Mass Spectacle
a cura di Pietro Gaglianò
dal 25/01/2019 al 23/01/2019
Galleria Eduardo Secci Piazza Carlo Goldoni,2 Firenze (FI)
“L'adattamento della realtà alle masse e delle masse alla realtà è un processo di portata illimitata, tanto per il pensiero quanto per la percezione”.
Attorno a questa affermazione di Walter Benjamin (L’opera d’arte nell’epoca della sua riproducibilità tecnica, 1936) si dispongono le opere di sei artisti internazionali per illustrare una serie di interrogativi sulla forma e sul senso delle rappresentazioni collettive, sul ruolo dell’arte nella sua relazione con il potere. Il progetto Mass Spectacle / Spectacles for the Masses è innescato da una riflessione sul monumento nel paesaggio contemporaneo e si dispone come un percorso sulle possibili contronarrazioni agite dall’arte chiedendosi quale sia il suo pubblico e quali i limiti della sua effettività rispetto al sistema economico che la promuove e la contiene.
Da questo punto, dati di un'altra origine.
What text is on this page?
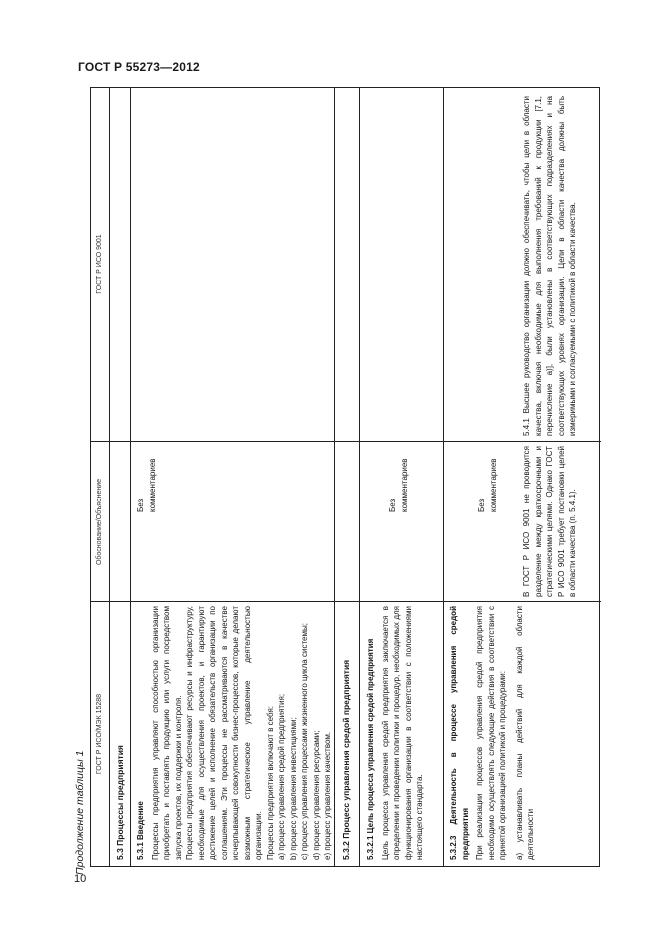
ГОСТ Р 55273—2012
10
Продолжение таблицы 1
ГОСТ Р ИСО/МЭК 15288
Обоснование/Объяснение
ГОСТ Р ИСО 9001
5.3 Процессы предприятия 5.3.1 Введение Процессы предприятия управляют способностью организации приобретать и поставлять продукцию или услуги посредством запуска проектов, их поддержки и контроля. Процессы предприятия обеспечивают ресурсы и инфраструктуру, необходимые для осуществления проектов, и гарантируют достижение целей и исполнение обязательств организации по соглашениям. Эти процессы не рассматриваются в качестве исчерпывающей совокупности бизнес-процессов, которые делают возможным стратегическое управление деятельностью организации. Процессы предприятия включают в себя: a) процесс управления средой предприятия; b) процесс управления инвестициями; c) процесс управления процессами жизненного цикла системы; d) процесс управления ресурсами; e) процесс управления качеством.

Без комментариев
5.3.2 Процесс управления средой предприятия 5.3.2.1 Цель процесса управления средой предприятия Цель процесса управления средой предприятия заключается в определении и проведении политики и процедур, необходимых для функционирования организации в соответствии с положениями настоящего стандарта.

Без комментариев

5.3.2.3 Деятельность в процессе управления средой предприятия При реализации процессов управления средой предприятия необходимо осуществлять следующие действия в соответствии с принятой организацией политикой и процедурами: a) устанавливать планы действий для каждой области деятельности

Без комментариев	В ГОСТ Р ИСО 9001 не проводится разделение между краткосрочными и стратегическими целями. Однако ГОСТ Р ИСО 9001 требует постановки целей в области качества (п. 5.4.1).
5.4.1 Высшее руководство организации должно обеспечивать, чтобы цели в области качества, включая необходимые для выполнения требований к продукции [7.1, перечисление a)], были установлены в соответствующих подразделениях и на соответствующих уровнях организации. Цели в области качества должны быть измеримыми и согласуемыми с политикой в области качества.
Gli artisti coinvolti provengono in larga parte da culture che hanno dovuto confrontarsi con pesanti eredità coloniali o che si trovano in regioni di cerniera tra continenti e aree di influenza tra loro in conflitto, e la loro ricerca è arricchita da uno sguardo critico sulla produzione culturale di massa di marca occidentale. Victor Agius, nato nel 1982 a Malta, dove vive e lavora, reinterpreta l’iconografia tradizionale, della devozione religiosa come della politica, utilizzando materiali che incrinano il concetto di permanenza che caratterizza il monumento. Profondamente connesso alla cultura ancestrale della sua isola, Agius ne esamina attentamente le radici e le evoluzioni nel rapporto con il Mediterraneo e l’Europa. Alberto Borea (Lima, 1979, vive e lavora a New York) opera una drammatica revisione dei feticci della repressione sociale e del dominio finanziario, denunciandone le connessioni sotterranee; i confini della geografia del potere vengono riscritti svelando ramificazioni dalle quale nessuno può ritenersi non responsabile. Il lavoro di Hugh Scott-Douglas (Cambridge, GB, 1988) esplora i sistemi della produzione e della veicolazione commerciale come simbolo della condizione globale contemporanea e come strumento per mettere in evidenza altri passaggi e viaggi di esseri umani, di linguaggi, di significati. L’artista di origine siriane Diana Al Hadid (1981, vive e lavora a New York), impegnata in una originale sperimentazione nella tecnica e nei materiali della scultura, decostruisce la rappresentazione monumentale attraverso una ricerca formale che connette il passato al presente. L’argentino Santiago Taccetti (vive e lavora a Buenos Aires) sintetizza elementi di storia sociale del suo paese in forme che dialogano con diverse estetiche dell’arte contemporanea: tra simulazioni e sfide all’osservatore viene allestita una narrazione asciutta e drammatica delle ineguaglianze locali e globali. Hector Zamora (Città del Messico 1974, vive e lavora a Lisbona) è autore di progetti di grande formato che sovvertono i consueti apparati della percezione tra istituzione e controcultura, rappresentazione e immaginazione, opera e spettatore. Sul destino dell’opera e sulla sua permanenza è incentrato il lavoro presentato in questa occasione.
Nella congiuntura storica in cui venne pubblicato il saggio di Benjamin, nell’Europa dei totalitarismi, le grandi narrazioni si affermavano come spettacolo di massa, perseguendo la precisa volontà politica dei gruppi egemoni di raggiungere folle sterminate con la propria propaganda. Oggi più che mai, in una dimensione globale, fatta di azzeramenti continui della storia e verità istantanee, lo spettacolo di massa, Mass Spectacle, è un dispositivo ottico: Spectacles for the Masses, occhiali per le masse. In questa corrispondenza si descrive il rapporto tra la rappresentazione e la realtà, deformata proprio da quegli spectacles (occhiali) imposti dalla rappresentazione.